Various techniques have been developed for measuring the pitch and width of features on a substrate. These include the use of scanning electron microscopes (both high voltage, using energies of 15-30 kV, and low voltage, using energies of typically less than 2 kV), scanning probe microscopes (Atomic Force Microscopy, etc.), and optical microscopes. Combinations of these techniques are often employed.
In the case of integrated circuits, a section through the circuit, including the feature to be examined, is generally cut and the exposed cross section is subjected to the selected measurement technique or techniques. Alternatively, a portion of the substrate is gouged out of the wafer, carrying with it the topographical feature to be examined. One method of sectioning an integrated circuit includes the use of a Focused Ion Beam (FIB) tool. An FIB produces a finely focussed ion beam, such as a beam of gallium ions, which can be directed at the wafer.
These method of measuring feature geometry, or "metrology" have a number of disadvantages. First, the taking of a section through the entire wafer destroys the wafer on which the circuit is formed.

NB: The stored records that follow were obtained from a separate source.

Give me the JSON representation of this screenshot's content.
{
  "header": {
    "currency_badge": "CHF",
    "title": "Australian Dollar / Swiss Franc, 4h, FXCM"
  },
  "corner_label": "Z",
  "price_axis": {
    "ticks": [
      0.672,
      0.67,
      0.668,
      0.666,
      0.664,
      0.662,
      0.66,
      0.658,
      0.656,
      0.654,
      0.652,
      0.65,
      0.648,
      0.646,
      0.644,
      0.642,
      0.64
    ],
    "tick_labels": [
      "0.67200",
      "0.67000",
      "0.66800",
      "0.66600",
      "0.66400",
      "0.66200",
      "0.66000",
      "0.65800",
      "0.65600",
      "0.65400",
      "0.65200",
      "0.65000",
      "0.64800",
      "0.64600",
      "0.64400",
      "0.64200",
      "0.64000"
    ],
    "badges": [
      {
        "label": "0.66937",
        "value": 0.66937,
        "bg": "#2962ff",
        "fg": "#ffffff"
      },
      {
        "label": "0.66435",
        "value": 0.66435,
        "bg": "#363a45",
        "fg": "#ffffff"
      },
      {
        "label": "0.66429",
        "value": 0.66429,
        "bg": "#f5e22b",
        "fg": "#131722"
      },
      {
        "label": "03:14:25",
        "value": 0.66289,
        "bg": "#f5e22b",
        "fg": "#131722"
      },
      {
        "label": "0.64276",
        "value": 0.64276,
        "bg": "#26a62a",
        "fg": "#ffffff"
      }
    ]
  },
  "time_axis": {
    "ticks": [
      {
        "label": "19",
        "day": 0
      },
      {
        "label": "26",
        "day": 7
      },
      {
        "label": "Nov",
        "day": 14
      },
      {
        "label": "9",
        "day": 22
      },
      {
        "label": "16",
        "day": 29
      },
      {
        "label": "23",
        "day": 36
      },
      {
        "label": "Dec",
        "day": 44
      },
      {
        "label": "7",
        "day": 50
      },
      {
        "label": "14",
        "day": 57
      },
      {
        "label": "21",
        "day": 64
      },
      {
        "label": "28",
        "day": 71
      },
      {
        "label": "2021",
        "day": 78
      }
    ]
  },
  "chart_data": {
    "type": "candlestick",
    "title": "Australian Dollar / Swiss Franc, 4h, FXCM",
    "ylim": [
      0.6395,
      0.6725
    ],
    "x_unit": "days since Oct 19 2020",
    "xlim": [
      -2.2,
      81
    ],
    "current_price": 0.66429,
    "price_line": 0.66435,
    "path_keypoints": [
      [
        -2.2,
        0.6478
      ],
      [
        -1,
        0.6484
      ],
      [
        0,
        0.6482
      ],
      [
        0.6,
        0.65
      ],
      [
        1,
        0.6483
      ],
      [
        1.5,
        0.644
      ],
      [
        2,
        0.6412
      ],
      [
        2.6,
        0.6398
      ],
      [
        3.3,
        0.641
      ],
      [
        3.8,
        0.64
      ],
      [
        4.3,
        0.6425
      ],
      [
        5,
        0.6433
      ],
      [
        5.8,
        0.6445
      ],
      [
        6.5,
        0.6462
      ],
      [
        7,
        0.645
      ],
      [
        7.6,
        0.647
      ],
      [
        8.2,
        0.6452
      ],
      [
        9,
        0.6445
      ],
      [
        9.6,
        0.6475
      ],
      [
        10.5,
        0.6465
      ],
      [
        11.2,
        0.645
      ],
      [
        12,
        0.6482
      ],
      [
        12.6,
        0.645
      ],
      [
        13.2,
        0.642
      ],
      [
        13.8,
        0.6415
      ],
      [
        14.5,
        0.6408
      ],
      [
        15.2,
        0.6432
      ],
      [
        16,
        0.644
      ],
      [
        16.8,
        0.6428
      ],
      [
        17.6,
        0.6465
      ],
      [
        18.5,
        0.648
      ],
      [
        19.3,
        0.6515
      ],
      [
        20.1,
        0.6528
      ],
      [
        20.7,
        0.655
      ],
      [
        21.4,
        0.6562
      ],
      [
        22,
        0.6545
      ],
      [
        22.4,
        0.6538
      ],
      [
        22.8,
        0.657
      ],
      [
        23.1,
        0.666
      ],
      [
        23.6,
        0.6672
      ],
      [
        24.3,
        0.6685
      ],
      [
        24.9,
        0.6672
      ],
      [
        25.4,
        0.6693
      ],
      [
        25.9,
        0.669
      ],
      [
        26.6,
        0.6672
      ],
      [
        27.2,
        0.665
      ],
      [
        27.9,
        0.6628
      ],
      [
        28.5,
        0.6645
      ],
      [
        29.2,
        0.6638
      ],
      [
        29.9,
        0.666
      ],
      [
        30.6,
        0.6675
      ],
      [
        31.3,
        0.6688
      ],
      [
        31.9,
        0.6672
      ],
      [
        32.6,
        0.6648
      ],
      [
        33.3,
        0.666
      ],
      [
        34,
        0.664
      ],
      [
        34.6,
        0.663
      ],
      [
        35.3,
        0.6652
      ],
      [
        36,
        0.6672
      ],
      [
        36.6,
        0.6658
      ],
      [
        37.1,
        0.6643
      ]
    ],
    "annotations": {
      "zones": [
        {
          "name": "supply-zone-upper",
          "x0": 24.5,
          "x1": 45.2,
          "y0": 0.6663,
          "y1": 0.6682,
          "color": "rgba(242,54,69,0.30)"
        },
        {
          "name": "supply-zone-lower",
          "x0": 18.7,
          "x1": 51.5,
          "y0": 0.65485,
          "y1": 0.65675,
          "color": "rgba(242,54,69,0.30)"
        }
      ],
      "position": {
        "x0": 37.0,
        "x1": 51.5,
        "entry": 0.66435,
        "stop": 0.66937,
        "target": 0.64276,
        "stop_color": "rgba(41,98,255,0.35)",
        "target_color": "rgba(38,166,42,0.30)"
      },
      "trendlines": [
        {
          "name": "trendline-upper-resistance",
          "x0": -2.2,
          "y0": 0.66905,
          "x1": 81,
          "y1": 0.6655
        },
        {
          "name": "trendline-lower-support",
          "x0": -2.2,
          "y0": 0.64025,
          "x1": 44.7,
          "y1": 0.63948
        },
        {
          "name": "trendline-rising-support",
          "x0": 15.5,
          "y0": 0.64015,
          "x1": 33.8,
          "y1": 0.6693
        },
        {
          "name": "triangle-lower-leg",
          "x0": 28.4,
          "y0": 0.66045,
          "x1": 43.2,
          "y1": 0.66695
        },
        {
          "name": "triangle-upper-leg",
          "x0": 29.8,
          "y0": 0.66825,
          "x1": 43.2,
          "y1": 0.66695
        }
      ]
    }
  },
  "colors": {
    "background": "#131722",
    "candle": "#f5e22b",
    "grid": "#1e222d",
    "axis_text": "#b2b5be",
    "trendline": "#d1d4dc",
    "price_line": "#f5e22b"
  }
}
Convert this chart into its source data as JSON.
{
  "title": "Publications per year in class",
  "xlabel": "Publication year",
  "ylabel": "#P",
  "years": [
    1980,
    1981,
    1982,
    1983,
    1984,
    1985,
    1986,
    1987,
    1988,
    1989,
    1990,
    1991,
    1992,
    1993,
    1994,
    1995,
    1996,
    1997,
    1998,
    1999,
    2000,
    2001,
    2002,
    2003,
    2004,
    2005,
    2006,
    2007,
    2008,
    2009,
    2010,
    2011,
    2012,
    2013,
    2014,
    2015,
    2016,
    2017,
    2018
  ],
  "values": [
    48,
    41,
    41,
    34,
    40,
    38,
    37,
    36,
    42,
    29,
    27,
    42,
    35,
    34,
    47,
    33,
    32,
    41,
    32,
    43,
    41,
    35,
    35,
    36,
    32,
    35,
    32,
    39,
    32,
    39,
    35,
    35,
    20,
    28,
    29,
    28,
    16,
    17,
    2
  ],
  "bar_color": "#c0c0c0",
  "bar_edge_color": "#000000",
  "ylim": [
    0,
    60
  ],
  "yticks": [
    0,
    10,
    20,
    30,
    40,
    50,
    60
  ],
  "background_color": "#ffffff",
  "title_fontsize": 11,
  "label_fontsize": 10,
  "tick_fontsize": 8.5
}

As wafers are manufactured with increasingly large diameters (20 cm, and above) the costs of the wafers increase accordingly and sectioning also becomes more difficult. It is therefore desirable that a non-destructive testing method be developed.
Second, the sectioning process used to cut the section tends to change the cross section of the feature to be examined, especially in the case of relatively soft materials, such as photoresist. FIB is particularly damaging to the soft photoresist material, leading to deformation of the cross section. Thus, the dimensions measured may not correspond to those which were present on the wafer prior to sectioning.
Third, the taking of a section permits only one cross section of the feature to be examined at the end of the section. It does not allow a measurement of the changes in cross section along the length of the feature. Additionally, the section taken may not be representative of the feature as a whole.
The present invention provides a new and improved method for examining a feature which overcomes the above-referenced problems, and others.